I started at a rented house with an old two stall garage that I had to share with the people in the other 1/2 of the house. My car barely fit in it, I was 19.

6 months later we bought a house with no garage at all (it was what we could afford). About a year later I started renting a 2 car garage several blocks from our home. As expected, it didn't take long to fill it with "stuff". About a year later, I rented a 4 stall garage (it was 20' deep and 36' wide), and farther from home then the last garage was. I ran a dirt track car out of that garage, and filled 3 stalls of it of it with stuff needed to run the race car.

At about 26yo, we bought a house in the country with a 26 x 36 garage. The race car and its tag along stuff occupied the whole garage. The cars my wife and I drove sat outside, but the place had a lot of space I could park parts cars on. At one point I had 13 cars and trucks I was parting out, 4 cars and trucks licensed we were driving, and the race car and its stuff in the garage. We lived there for 16 years. Towards the end of that time, the race car was replaced with parts removed from the parted cars, our personal cars still sat outside, the garage was full.

Then I started my welding shop and rented a 36 x 36 building back in town (still had all the stuff at home in the country). Three years later I rented a larger 40' x 60' building to house my welding shop. That building filled up pretty fast, but a lot of the stuff was not my stuff, it was customer stuff. I finally figured that out when we moved back into town to a house with a 24 x 30 garage, and all the stuff at the house in the country had to be dwindled down to fit into the garage in town, and any spare space at my welding shop. That was not a fun time. At the time, I had to split 10 car trailer loads of parts between the house and my welding shop, and I ended up scrapping 6,600lbs of Mopar motors, transmissions, and a huge assortment of other Mopar parts I didn't have room for.

Two years after that, we sold that house and moved to our current location. This place is zoned for business, and the plan was to move the welding shop here. The issue is, there is one 24 x 24 garage, with another 24 x 24 garage under the 1st garage (a double decker 24' x 24' garage). Here everything except licensed vehicles had to be under cover. The stuff in the 40 x 60 building, and the stuff crammed into the 24' x 30' garage had to fit into those two garages, plus there had to be space to actually work on stuff inside the upper garage. Another major down sizing.
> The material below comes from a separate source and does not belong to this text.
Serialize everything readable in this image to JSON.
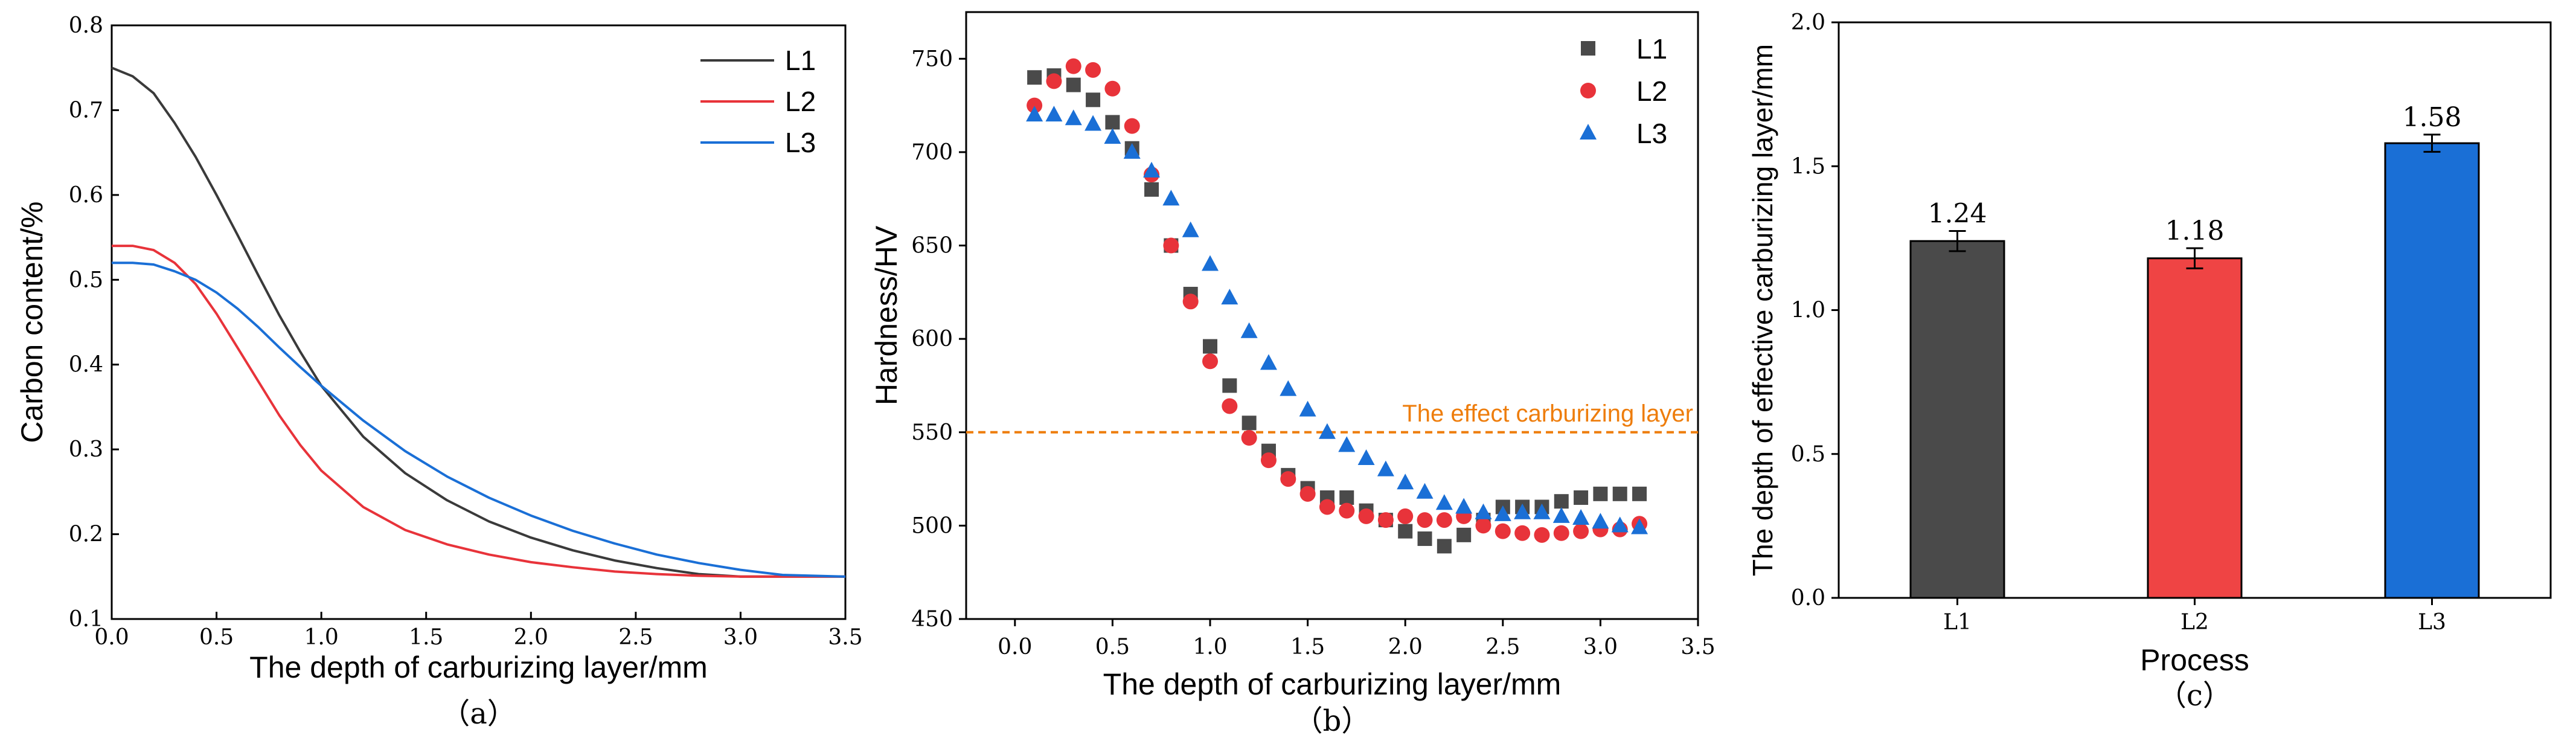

This was was much worse, because this was all the "good stuff". I moved the welding shop to the current house 6 months after we bought it.

This current place has a nice flat side yard. The original plan was to put a 40' x 40' building (the size I determined was the correct size for my needs, remember I already had a 40 x 60 that housed a lot of other peoples stuff, and I was not doing that again) on that side yard. It would have to meet current building codes, and it would have to be a turn key set up (I was working long hours in the welding shop, and a building builder I am not). That turn key 40' x 40' building in the year 2,000 was over $50 grand. Money I did not have just after buying the property. When the economy tanked in 2006 (around here), I was pretty happy I was not on the hook for that additional $50 grand. The building was not built, and at this point won't be while I'm alive.

i see lots of guys here telling others that they should build a building 2x what they think is big enough. 30 years ago I would have agreed, but these days I'm not so sure. After having to go through two large building downsizes a few years apart, I can tell you it is a lot harder to sell off or give stuff away then it is to not buy it in the 1st place. If you don't have the space to put it, its a very good reason not to spend your money on it Build the building you think is the size you need, then don't buy what you don't have space for.

Just read what these guys are saying, you will keep buying stuff until you run out of space, then you build a bigger building so you can buy more stuff. Don't get caught up in that mad cycle. When you get to the point your collection has to (or should) go away, its very hard to watch it go, and could be even harder if you have to make it go away and it seems like no one wants it. There is a very big difference between what you need and what you want. Build a building based on what you need, not on what you think you might want. There is nothing wrong with building what you can afford to start with, then adding more if you NEED it.